Information security risks lurk in oft-neglected places

A new study by Kroll Advisory Solutions highlights the information security risks lurking in oft-neglected places
A new study by Kroll Advisory Solutions highlights the information security risks lurking in oft-neglected places

“Almost everyone has a weak link. It may not be something you are focusing on. It may be something you think is covered, but if it is there, it is likely to be exploited”, commented Alan Brill, senior managing director at Kroll Advisory Solutions.

For example, most voicemail systems use nothing more than a four-digit password for access. There have been recent voicemail system breaches, where unauthorized individuals were able to crack the password and gain access to the user’s voicemail, including private company information, according to Kroll’s 2012 Corporate Data Theft Hot Spots report. In some systems, successful hackers could listen to messages and reset the system to appear as though the messages had never been accessed.

“Voicemail systems have become so ubiquitous that they are under the radar. People forget that with the convergence of technology, everything is digital….The voicemail system is a specialized computer”, Brill told Infosecurity.

Also, phone and video conferencing systems are widely used in the corporate environment, yet most employees tend to use the same bridge number and access code repeatedly, particularly if the meeting occurs regularly, according to Kroll. This can leave conference calls vulnerable to access by unauthorized users, including former employees and hackers who gain access to the call-in information.

“Companies have conference calls all the time. If you have a highly sensitive conference call, and one of your employees departs for a competitor, it might be a good idea to get a new PIN and phone number”, Brill said.

In a widely publicized incident last year, Anonymous was able to obtain the call-in information and listen in on a conference call between the FBI and Scotland Yard about their investigations and prosecutions of Anonymous members.

“If I want information, I can try to get it from any source, not just the ones you have thought about and prepared for.
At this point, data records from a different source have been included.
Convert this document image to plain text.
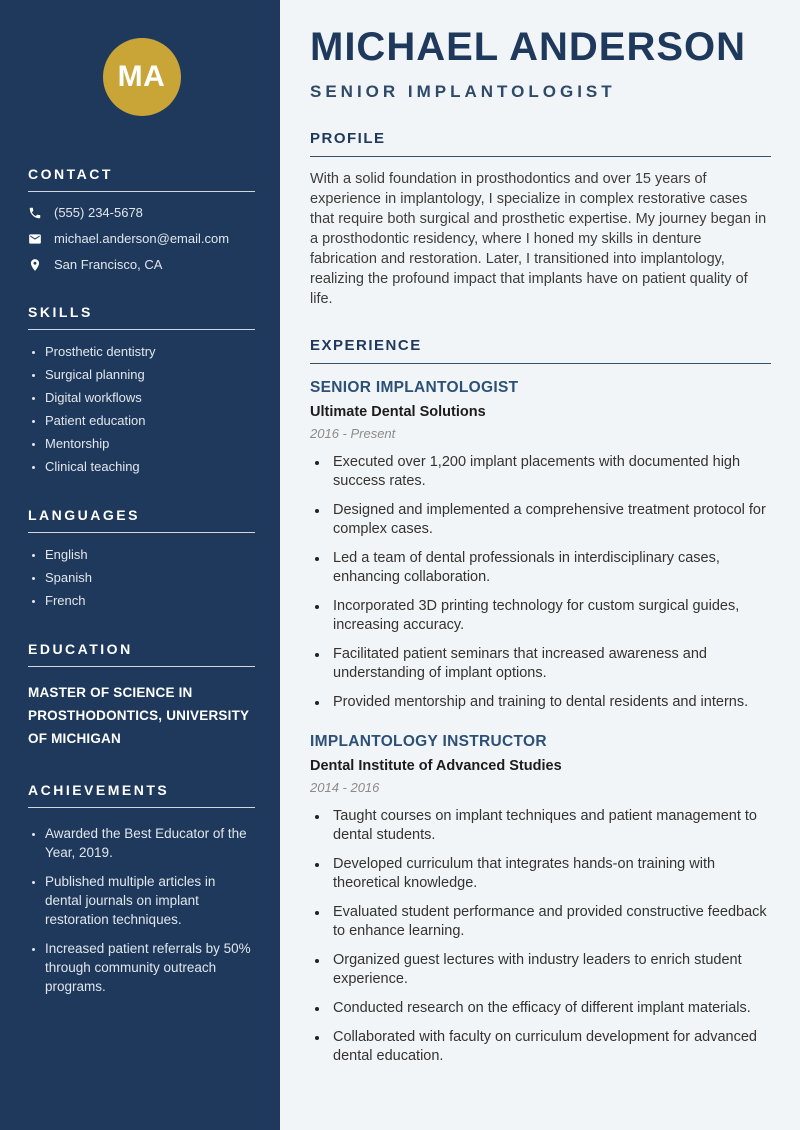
MA
CONTACT
(555) 234-5678
michael.anderson@email.com
San Francisco, CA
SKILLS
• Prosthetic dentistry
• Surgical planning
• Digital workflows
• Patient education
• Mentorship
• Clinical teaching
LANGUAGES
• English
• Spanish
• French
EDUCATION
MASTER OF SCIENCE IN PROSTHODONTICS, UNIVERSITY OF MICHIGAN
ACHIEVEMENTS
• Awarded the Best Educator of the Year, 2019.
• Published multiple articles in dental journals on implant restoration techniques.
• Increased patient referrals by 50% through community outreach programs.
MICHAEL ANDERSON
SENIOR IMPLANTOLOGIST
PROFILE

With a solid foundation in prosthodontics and over 15 years of experience in implantology, I specialize in complex restorative cases that require both surgical and prosthetic expertise. My journey began in a prosthodontic residency, where I honed my skills in denture fabrication and restoration. Later, I transitioned into implantology, realizing the profound impact that implants have on patient quality of life.

EXPERIENCE
SENIOR IMPLANTOLOGIST
Ultimate Dental Solutions
2016 - Present
• Executed over 1,200 implant placements with documented high success rates.
• Designed and implemented a comprehensive treatment protocol for complex cases.
• Led a team of dental professionals in interdisciplinary cases, enhancing collaboration.
• Incorporated 3D printing technology for custom surgical guides, increasing accuracy.
• Facilitated patient seminars that increased awareness and understanding of implant options.
• Provided mentorship and training to dental residents and interns.
IMPLANTOLOGY INSTRUCTOR
Dental Institute of Advanced Studies
2014 - 2016
• Taught courses on implant techniques and patient management to dental students.
• Developed curriculum that integrates hands-on training with theoretical knowledge.
• Evaluated student performance and provided constructive feedback to enhance learning.
• Organized guest lectures with industry leaders to enrich student experience.
• Conducted research on the efficacy of different implant materials.
• Collaborated with faculty on curriculum development for advanced dental education.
The way voicemail and conference calls are used, they can be an excellent source of information”, Brill stressed.

Even the mailroom is not immune from data breaches, Kroll identifies mailrooms as a security hot spot due to the amount of sensitive information entering and leaving the company via the mail. There have been cases where insiders were able to steal media storage devices by placing them in a standard postal box and putting them with the outgoing mail.

“There are blind spots in everybody’s work life. What we try to do in putting these hot spots together is just to say, ‘Just because they are a blind spot to you, doesn’t mean they are blind spots to the bad guys'”, Brill concluded.